Here’s more on the two candidates in the runoff:
Marisa Alcaraz
Alcaraz is a Van Nuys resident and the environmental policy director and deputy chief of staff to City Councilmember Curren Price. Prior to joining Price’s staff in 2012, Alcaraz developed policy on business, economic development, arts and culture, health, and poverty for Richard Alarcón when he served on the city council from 2009-13.
She supports 41.18, L.A.’s anti-camping ordinance, while saying it should only be used as a last resort, and that outreach and street engagement should come first.

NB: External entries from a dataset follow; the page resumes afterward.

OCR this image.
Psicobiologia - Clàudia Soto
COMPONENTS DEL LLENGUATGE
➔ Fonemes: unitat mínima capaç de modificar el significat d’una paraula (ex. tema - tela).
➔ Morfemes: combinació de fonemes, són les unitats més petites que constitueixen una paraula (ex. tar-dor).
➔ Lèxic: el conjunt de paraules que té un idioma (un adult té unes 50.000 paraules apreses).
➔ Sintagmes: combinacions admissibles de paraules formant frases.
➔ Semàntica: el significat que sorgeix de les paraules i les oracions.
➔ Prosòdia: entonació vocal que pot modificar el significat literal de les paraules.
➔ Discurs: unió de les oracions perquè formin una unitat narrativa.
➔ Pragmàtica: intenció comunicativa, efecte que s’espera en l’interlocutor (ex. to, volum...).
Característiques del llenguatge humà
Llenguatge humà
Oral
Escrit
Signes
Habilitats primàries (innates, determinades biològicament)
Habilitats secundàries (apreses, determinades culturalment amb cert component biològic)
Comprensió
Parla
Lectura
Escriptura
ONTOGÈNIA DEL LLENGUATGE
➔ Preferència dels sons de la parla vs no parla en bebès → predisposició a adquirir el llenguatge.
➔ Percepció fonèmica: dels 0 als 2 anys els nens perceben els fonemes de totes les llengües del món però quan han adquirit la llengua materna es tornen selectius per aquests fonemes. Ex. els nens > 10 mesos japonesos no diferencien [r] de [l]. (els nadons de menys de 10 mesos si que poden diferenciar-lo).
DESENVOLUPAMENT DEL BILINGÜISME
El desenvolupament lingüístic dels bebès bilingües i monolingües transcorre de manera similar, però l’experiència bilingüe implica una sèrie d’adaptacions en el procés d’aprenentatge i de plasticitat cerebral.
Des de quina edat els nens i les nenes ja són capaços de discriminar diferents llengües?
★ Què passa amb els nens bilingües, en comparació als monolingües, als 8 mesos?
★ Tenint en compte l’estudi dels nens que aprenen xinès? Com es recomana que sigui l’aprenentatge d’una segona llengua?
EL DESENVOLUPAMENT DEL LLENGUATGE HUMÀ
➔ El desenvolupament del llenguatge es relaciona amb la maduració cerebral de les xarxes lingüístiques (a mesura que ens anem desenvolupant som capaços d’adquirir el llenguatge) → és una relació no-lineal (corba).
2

Alcaraz supports hiring more LAPD officers to reach the authorized number, and says on her website she wants to “reimagine public safety” through “greater accountability” and “community engagement.” She says racial profiling “must be strictly prohibited,” and calls for increased training to prevent the use of excessive force and to improve de-escalation tactics.
Alcaraz supports expanding the Quieter Nights Program, which calls for the decrease of flights at night.
She has been endorsed by Councilmember Price, Councilmember Heather Hutt, the United Food and Commercial Workers Union Local 770, Unite HERE Local 11, and the Los Angeles Sentinel newspaper. In addition to the independent expenditures on her behalf, Alcaraz has raised about $161,000 and has received $94,300 in matching funds.
Imelda Padilla
Padilla is a Sun Valley resident who has worked in community engagement with the L.A. County Women and Girls Initiative, the Los Angeles Alliance for a New Economy and environmental justice organization Pacoima Beautiful. She is president of the L.A. Valley College Foundation board.
In 2016, Padilla unsuccessfully ran for a seat on the L.A. Unified School District board. She also spent over a year as a field deputy for Martinez’s council office.
Besides supporting 41.18, the anti-camping law, Padilla says on her campaign website that she wants “to address the unintended consequences of municipal code 85.02,” which prohibits the use of vehicles as dwellings on residential streets. (More than 500 people live in more than 400 RVs and vans in the district, according to the L.A. Homeless Services Authority.) Padilla says that law has “pushed RV’s into our industrial corridors causing a lack of parking for business owners, customers and workers.”
She says it’s “incredibly unacceptable that we have allowed as a city for these individuals to park and live in the regions with the worst air-quality.”
In addition to her support of hiring more police to reach the LAPD’s authorized force size, Padilla says she would work with the department “to identify innovative community-centric models of policing.” She says “our public safety goals should include a preventative model rather than a reactive model that sends too many to prison.”
Padilla says she would use discretionary funds for sanitation trucks dedicated to District 6 to make bulky item pickup more efficient.
She has been endorsed by U.S. Rep. Tony Cardenas, City Councilmember Monica Rodriguez, the Central City Association of Los Angeles, and East Area Progressive Democrats.
In addition to the independent expenditures on her behalf, through March 29 Padilla had raised about $98,000. She received more than $150,000 in city matching funds.
To qualify for city matching funds, a candidate is not allowed to loan their campaign more than $37,000, must raise at least $5 from 100 individuals who live in the council district, and receive a minimum cumulative threshold of contributions from individuals who reside in the city — in this election that was $11,400.